ーーSHIMMERはどういうエフェクトですか?

 

モンペティSHIMMERは外部エフェクターを使うDJの方々が、いまかなり注目しているエフェクトです。持ち込みのエフェクター機材でどういったものを使うかをヒアリングしてみると、やはり残響系が多いんですけど、その中でも、煌びやかな感じの特殊な音色が作れるということでSHIMMERを多用している方が多かったんですね。

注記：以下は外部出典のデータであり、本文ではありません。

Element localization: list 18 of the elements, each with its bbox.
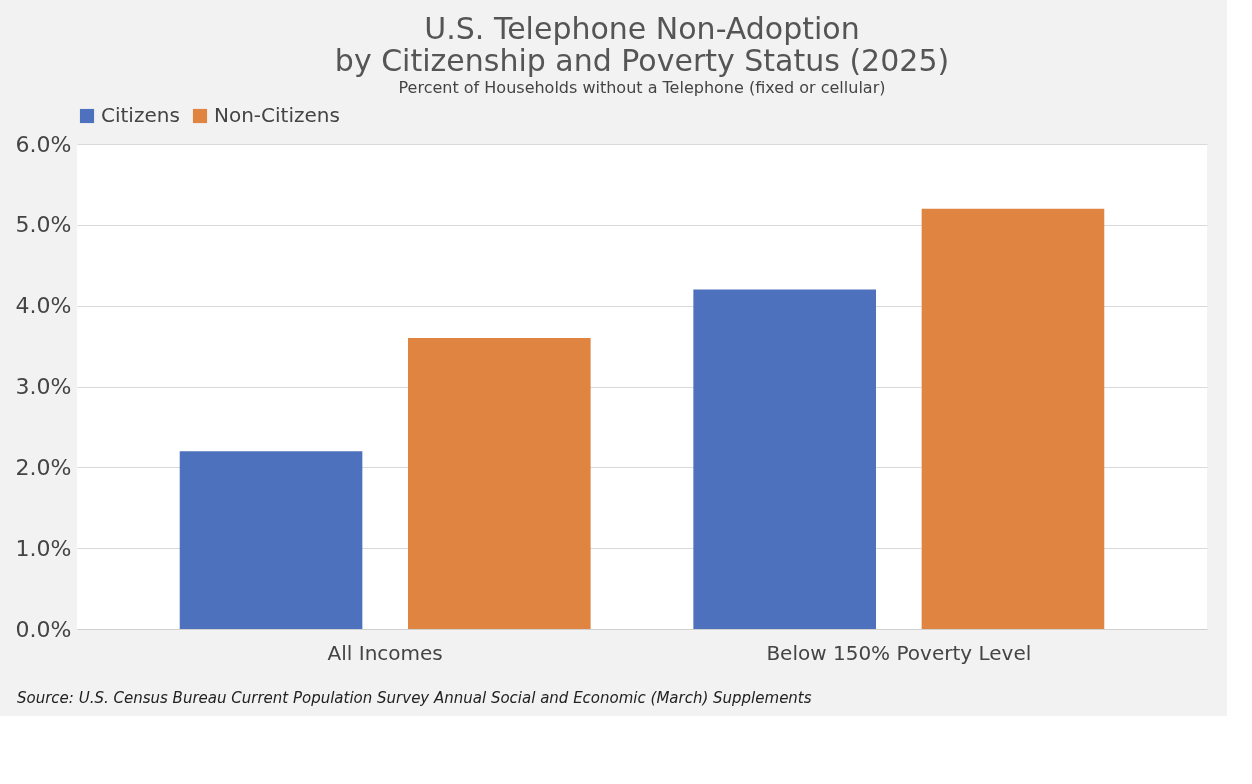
legend-label: Citizens	[101, 103, 180, 127]
y-tick-label: 4.0%	[15, 293, 72, 319]
bar	[179, 451, 363, 629]
x-tick-label: Below 150% Poverty Level	[766, 640, 1032, 665]
bar	[921, 208, 1105, 629]
legend-label: Non-Citizens	[214, 103, 340, 127]
bar	[408, 338, 591, 629]
y-tick-label: 3.0%	[15, 374, 72, 399]
x-tick-label: All Incomes	[327, 640, 443, 665]
bar	[693, 289, 876, 629]
y-tick-label: 2.0%	[15, 454, 72, 480]
chart-subtitle: Percent of Households without a Telephone (fixed or cellular)	[398, 78, 886, 97]
y-tick-label: 0.0%	[15, 616, 72, 642]
y-tick-label: 1.0%	[15, 535, 72, 561]
y-tick-label: 6.0%	[15, 131, 72, 157]
source-note: Source: U.S. Census Bureau Current Population Survey Annual Social and Economic (March) Supplements	[17, 689, 812, 707]
text: U.S. Telephone Non-Adoption	[424, 11, 860, 46]
y-tick-label: 5.0%	[15, 212, 72, 238]
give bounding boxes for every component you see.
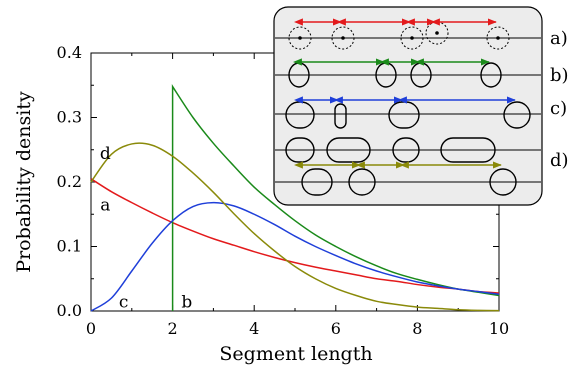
y-tick-label: 0.2 xyxy=(57,172,82,191)
inset-box xyxy=(273,6,543,206)
curve-labels: a b c d xyxy=(100,144,193,312)
inset-particle xyxy=(503,101,531,129)
inset-particle xyxy=(348,168,376,196)
inset-segment-lines xyxy=(275,37,541,183)
series-lines xyxy=(90,84,500,312)
x-tick-label: 2 xyxy=(168,319,178,338)
x-tick-label: 10 xyxy=(489,319,509,338)
inset-point-circle xyxy=(400,26,424,50)
series-line-d xyxy=(90,142,500,312)
series-line-a xyxy=(90,178,500,294)
x-tick-label: 4 xyxy=(249,319,259,338)
curve-label-a: a xyxy=(100,196,110,216)
inset-point-dot xyxy=(410,36,414,40)
y-tick-label: 0.0 xyxy=(57,301,82,320)
inset-point-circle xyxy=(288,26,312,50)
inset-particle xyxy=(480,62,502,88)
inset-row-label: a) xyxy=(550,28,568,49)
y-tick-label: 0.4 xyxy=(57,43,82,62)
inset-row-labels: a) b) c) d) xyxy=(550,28,569,171)
curve-label-d: d xyxy=(100,144,111,164)
y-tick-label: 0.1 xyxy=(57,237,82,256)
inset-arrows xyxy=(292,18,516,169)
inset-point-circle xyxy=(425,21,449,45)
inset-point-dot xyxy=(496,36,500,40)
series-line-b xyxy=(171,84,500,311)
curve-label-b: b xyxy=(181,292,192,312)
inset-particle xyxy=(489,168,517,196)
inset-point-dot xyxy=(298,36,302,40)
y-axis-label: Probability density xyxy=(13,91,35,273)
inset-diagram: a) b) c) d) xyxy=(273,6,569,206)
inset-point-circle xyxy=(486,26,510,50)
inset-row-label: d) xyxy=(550,150,569,171)
inset-row-label: b) xyxy=(550,65,569,86)
y-tick-label: 0.3 xyxy=(57,108,82,127)
x-axis-ticks: 0 2 4 6 8 10 xyxy=(86,53,509,338)
inset-point-dot xyxy=(341,36,345,40)
x-tick-label: 6 xyxy=(331,319,341,338)
inset-point-dot xyxy=(435,31,439,35)
curve-label-c: c xyxy=(119,292,129,312)
inset-particle xyxy=(334,103,347,129)
inset-point-circle xyxy=(331,26,355,50)
x-tick-label: 0 xyxy=(86,319,96,338)
x-tick-label: 8 xyxy=(412,319,422,338)
inset-row-label: c) xyxy=(550,98,567,119)
inset-particle xyxy=(301,168,333,196)
y-axis-ticks: 0.0 0.1 0.2 0.3 0.4 xyxy=(57,43,499,320)
series-line-c xyxy=(90,201,500,312)
x-axis-label: Segment length xyxy=(219,343,372,365)
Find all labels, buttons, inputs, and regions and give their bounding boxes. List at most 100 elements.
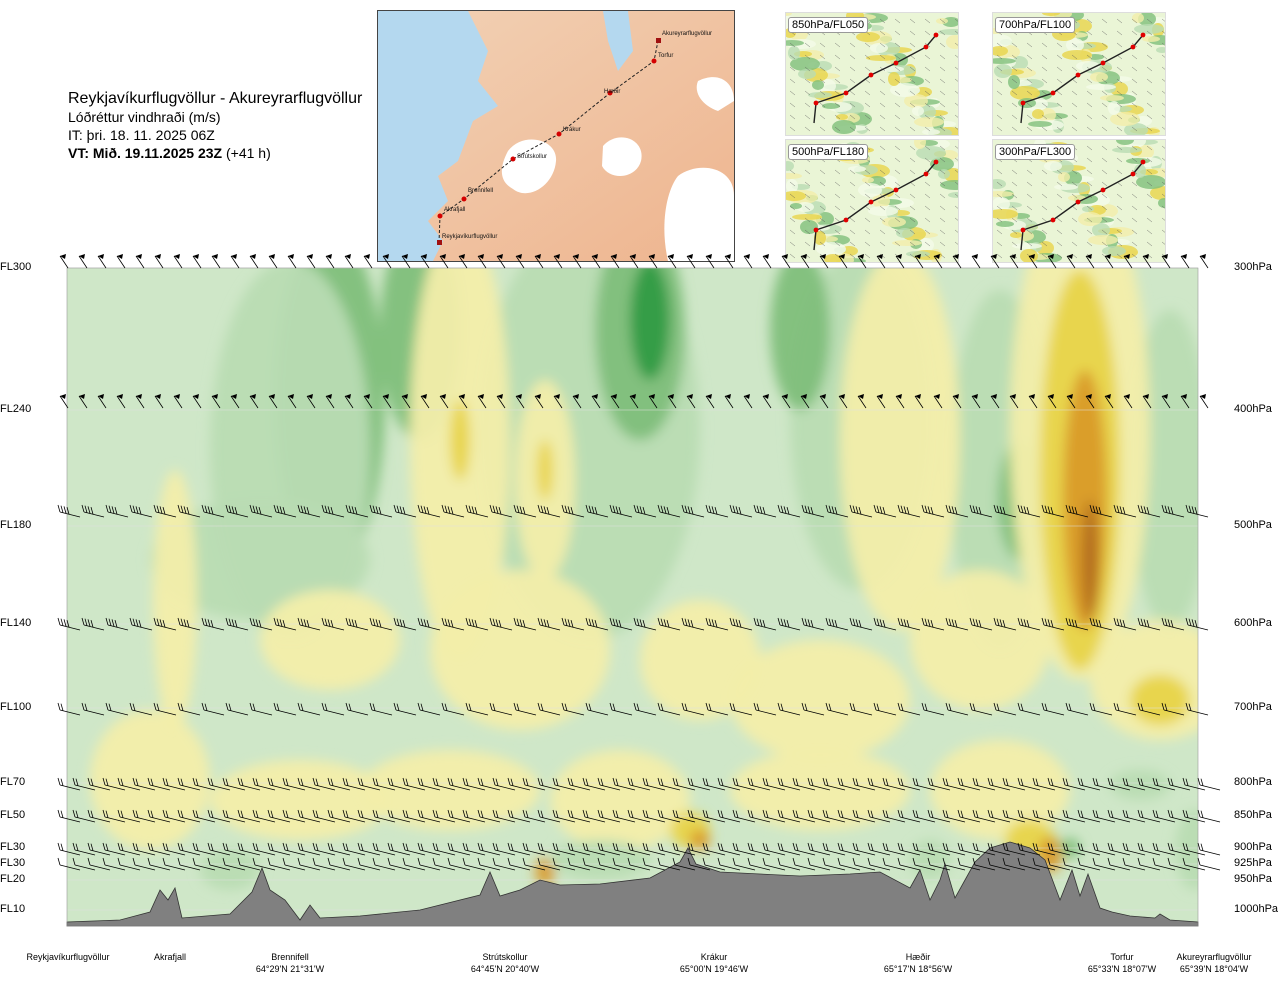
wind-barb — [1092, 842, 1116, 856]
wind-barb — [273, 504, 297, 518]
wind-barb — [897, 809, 921, 823]
panel-barb — [939, 217, 946, 223]
panel-route-point — [868, 199, 874, 205]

比較的、テクノのような音数の少ない曲をプレイするDJの方々に多いです。なので、それがBEAT FXに入っていたら面白いんじゃないかというところで新たに追加することを決めました。それからは“どういうSHIMMERが良いのか”という研究と検討を重ねて、これも試作品を作っては、曲にかけてみたり、シンセサイザーにかけてみたりして、最終的なSHIMMERを完成させました。

 

小泉:作り方には正解が無いので、色んな作り方をしてみて、それぞれにどういった音が出るかを試し続けて、ブラッシュアップさせていきましたね。

 

菅井:SHIMMERはここ最近使い出されてきたエフェクターで、製品も色々出ているんですけど、市販されている多くのものは、例えばギターペダルですと、やはりギターの音に馴染むように作られていて、DJがプレイで使えそうなものはあまり無かったんですよ。聴き比べてみると「え、これもSHIMMERなの?」ってなるぐらい製品によって違って、その中で“エフェクトの性質としてどういうことをやっているのか”を分析した上で、DJM-V10のSHIMMERはどうするかを作りながら決めていきました。

 

モンペティあとBEAT FXに関しては、FX FREQUENCYも変わっています。アイソレーターの周波数の割り方を見直した時に、同じような視点で見てみたら、HIの帯域が高過ぎたんですよね。

 

菅井:そもそもDJM-900NXS2に載っているFX FREQUENCYは、3バンドEQのISOLATORの音に対応するように作っていますからね。

 

 

 

小泉:LOWとMIDのFX FREQUENCYを切って、HIだけにエフェクトをかけたいとなった時に、HIの帯域が高過ぎてエフェクトのかかってる感が薄かったんです。そうすると逆に、MIDの帯域が広過ぎることも分かったので、今回はHIだけにエフェクトをかけても分かり易いようにして、MIDだけにかけた場合はやり過ぎにならないように、LOW、MID、HIそれぞれ単体でBEAT FXをかけても違和感が無いようなバランスを再考して、新たに搭載しました。なので、より使えるFX FREQUENCYになったと思います。

 

モンペティ:現場で見ていると、ほとんどLOWを切るのにしか使われていなかったですしね。僕個人的にも、DJM-900NXS2の時に、HIだけにエフェクトをかけて、ハイハットをROLLさせるのに使えるのではないかと思ってやってみたんですけど、曲によってはハイハットの中でも存在感を出しているLOW寄りの部分が削れてしまっていたんですね。でも今回見直しをした結果、FX FREQUENCYのHIの帯域を下げることで、ハイハットだけをROLLさせるのにも有効活用できるようになっています。